Following backlash and controversy, Pride adjusts to a new normal

“Corporate dollars are not to be taken for granted.”

Listen to this article5:26minLearn more

With June just around the corner, brands and Pride organizers are settling into a new normal — one that is drawing far less attention than in the past.

“It’s been quiet, certainly quieter than last year,” said Michelle Lawless, vice president of Media Minefield, a PR and crisis communications agency based in Minneapolis, about news tied to Pride and corporate sponsorships.

A recent survey of communication executives conducted by research firm Gravity Research found that an overwhelming majority of businesses (89%) are keeping their involvement with Pride-related activities the same as last year. However, 2025 saw a 39% decline in participation, which appears to be the new normal.

Increased scrutiny of brands

There’s little doubt that scrutiny over how brands decide to promote themselves throughout the month of June has intensified in recent years.

“Audiences have grown increasingly skeptical of one-off Pride campaigns or temporary logo changes, particularly when they don’t see year-round support for the LGBTQIA+ community through employee initiatives, partnerships, product decisions or other tangible actions,” said Amanda Conte, associate vice president at Red Thread PR, a Philadelphia-based public relations agency.

Conte added that, today, authenticity and consistency matter more for brands than a rainbow-colored flash of relevance.

One example of a brand that’s remained committed to LGBTQ+ marketing for more than 40 years, beginning with placing an ad in The Advocate magazine in 1981, is Pernod Ricard’s Absolut Vodka. This year, it’s offering financial support to West Hollywood’s Pride event and the Outloud Music Festival.

“Absolut believes that queer culture positively influences popular culture, and this is a belief we’ve held true to since the 1980s,” said Bethan Hamilton, Absolut’s brand director. “We continue to stand with people and organizations who share our core values of inclusivity, community and self-expression — including maintaining longstanding partnerships with organizations like GLAAD to help advance LGBTQ+ visibility, advocacy and education.”

For brands still deciding whether to get involved in Pride this year, Media Minefield’s Lawless advised doing an honest assessment to determine where each of the company’s stakeholders — from customers to employees to investors — stand on the matter. Organizations, she added, don’t need to speak out on every social issue.

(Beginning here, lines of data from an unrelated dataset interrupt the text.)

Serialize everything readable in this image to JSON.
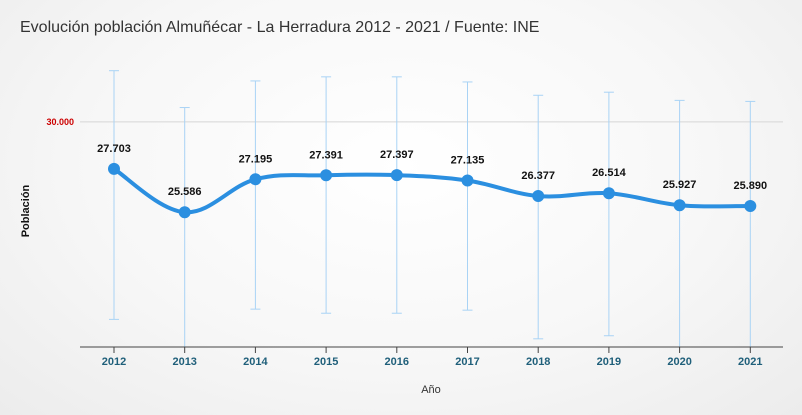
{
  "chart_data": {
    "type": "line",
    "title": "Evolución población Almuñécar - La Herradura 2012 - 2021 / Fuente: INE",
    "xlabel": "Año",
    "ylabel": "Población",
    "x": [
      "2012",
      "2013",
      "2014",
      "2015",
      "2016",
      "2017",
      "2018",
      "2019",
      "2020",
      "2021"
    ],
    "series": [
      {
        "values": [
          27703,
          25586,
          27195,
          27391,
          27397,
          27135,
          26377,
          26514,
          25927,
          25890
        ],
        "labels": [
          "27.703",
          "25.586",
          "27.195",
          "27.391",
          "27.397",
          "27.135",
          "26.377",
          "26.514",
          "25.927",
          "25.890"
        ],
        "color": "#2b8fe0"
      }
    ],
    "error_bars": [
      {
        "low": 20350,
        "high": 32500
      },
      {
        "low": 19000,
        "high": 30700
      },
      {
        "low": 20850,
        "high": 32000
      },
      {
        "low": 20650,
        "high": 32200
      },
      {
        "low": 20650,
        "high": 32200
      },
      {
        "low": 20800,
        "high": 31950
      },
      {
        "low": 19400,
        "high": 31300
      },
      {
        "low": 19550,
        "high": 31450
      },
      {
        "low": 19000,
        "high": 31050
      },
      {
        "low": 19000,
        "high": 31000
      }
    ],
    "error_bar_color": "#a9d3f5",
    "reference_line": {
      "value": 30000,
      "label": "30.000",
      "color": "#cc0000"
    },
    "ylim": [
      19000,
      34000
    ],
    "grid": false,
    "legend": "none"
  }
}
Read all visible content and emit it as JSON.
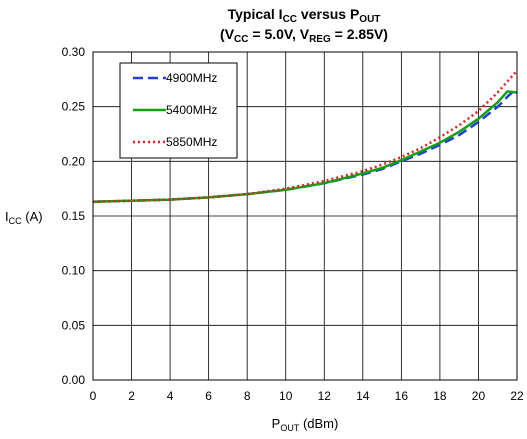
{
  "chart_data": {
    "type": "line",
    "title": {
      "line1": {
        "main": "Typical I",
        "sub1": "CC",
        "mid": " versus P",
        "sub2": "OUT"
      },
      "line2": {
        "open": "(V",
        "sub1": "CC",
        "mid": " = 5.0V, V",
        "sub2": "REG",
        "close": " = 2.85V)"
      }
    },
    "xlabel": {
      "main": "P",
      "sub": "OUT",
      "rest": " (dBm)"
    },
    "ylabel": {
      "main": "I",
      "sub": "CC",
      "rest": " (A)"
    },
    "xlim": [
      0,
      22
    ],
    "ylim": [
      0,
      0.3
    ],
    "xticks": [
      "0",
      "2",
      "4",
      "6",
      "8",
      "10",
      "12",
      "14",
      "16",
      "18",
      "20",
      "22"
    ],
    "yticks": [
      "0.00",
      "0.05",
      "0.10",
      "0.15",
      "0.20",
      "0.25",
      "0.30"
    ],
    "grid": true,
    "legend_position": "top-left",
    "series": [
      {
        "name": "4900MHz",
        "color": "#1f3fd6",
        "dash": "10,5",
        "x": [
          0,
          2,
          4,
          6,
          8,
          10,
          12,
          14,
          15,
          16,
          17,
          18,
          19,
          20,
          21,
          21.5,
          21.8
        ],
        "y": [
          0.163,
          0.164,
          0.165,
          0.167,
          0.17,
          0.174,
          0.18,
          0.188,
          0.193,
          0.2,
          0.207,
          0.215,
          0.224,
          0.236,
          0.25,
          0.259,
          0.264
        ]
      },
      {
        "name": "5400MHz",
        "color": "#11a011",
        "dash": "",
        "x": [
          0,
          2,
          4,
          6,
          8,
          10,
          12,
          14,
          15,
          16,
          17,
          18,
          19,
          20,
          21,
          21.5,
          22
        ],
        "y": [
          0.163,
          0.164,
          0.165,
          0.167,
          0.17,
          0.174,
          0.18,
          0.189,
          0.194,
          0.201,
          0.209,
          0.217,
          0.227,
          0.239,
          0.254,
          0.264,
          0.263
        ]
      },
      {
        "name": "5850MHz",
        "color": "#e02020",
        "dash": "2,3",
        "x": [
          0,
          2,
          4,
          6,
          8,
          10,
          12,
          14,
          15,
          16,
          17,
          18,
          19,
          20,
          21,
          22
        ],
        "y": [
          0.163,
          0.164,
          0.165,
          0.167,
          0.17,
          0.175,
          0.182,
          0.191,
          0.197,
          0.204,
          0.212,
          0.222,
          0.233,
          0.246,
          0.263,
          0.283
        ]
      }
    ]
  }
}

If brands move forward with a Pride sponsorship or show of support on Instagram, Lawless stressed the importance of sticking with it, regardless of what some people might say.

“There’s nothing we hate more than people who flip-flop,” said Lawless. “It’s really important that organizations and their leaders think about the alignment between supporting a social issue and who they are and how they want to be seen.”

A new playbook for Pride organizers

Pride coordinators are still navigating the consequences of 2025’s decline in corporate support.

Kevin Kilbride, media and marketing manager at Heritage of Pride, said that while the number of brand partners has rebounded, they’re not giving as much as they have in the past. He noted last year taught the organization an important lesson: “corporate dollars are not to be taken for granted.”

Around this time last year, Heritage of Pride, the nonprofit behind New York City’s Pride events, debuted a peer-to-peer fundraising campaign to help offset a $750,000 budget deficit “attributed to dips in corporate sponsorships and related support.”

This year, Heritage of Pride is hoping to raise $100,000 from individual donors.

In the Minneapolis-St. Paul metropolitan area, Andi Otto, executive director of Twin Cities Pride, said corporate sponsorship has remained steady compared to last year. One difference: lower levels of public donations.

When the organization parted ways with Target over its decision to roll back diversity, equity and inclusion programs in early 2025, Twin Cities Pride received a flood of financial support from the community. The same thing just isn’t happening this time around.

“Without that steam, and due to a variety of other factors, we need to make up about $200,000 this year to support all of our programming efforts,” said Otto.

Both Kilbride and Otto mentioned another trend that may become part of the Pride playbook moving forward: more partnerships with local businesses.

Eve Keller, co-president of the United States Association of Prides, a nonprofit that supports Pride coordinators across the country with resources and networking opportunities, said many organizers are modifying their sponsorship options to make room for smaller companies looking to partner at lower price points.

This approach, Keller explained, also aligns with a growing preference among consumers to shop at neighborhood businesses that match their values.

As Keller put it: “Folks want to keep their money in their community.”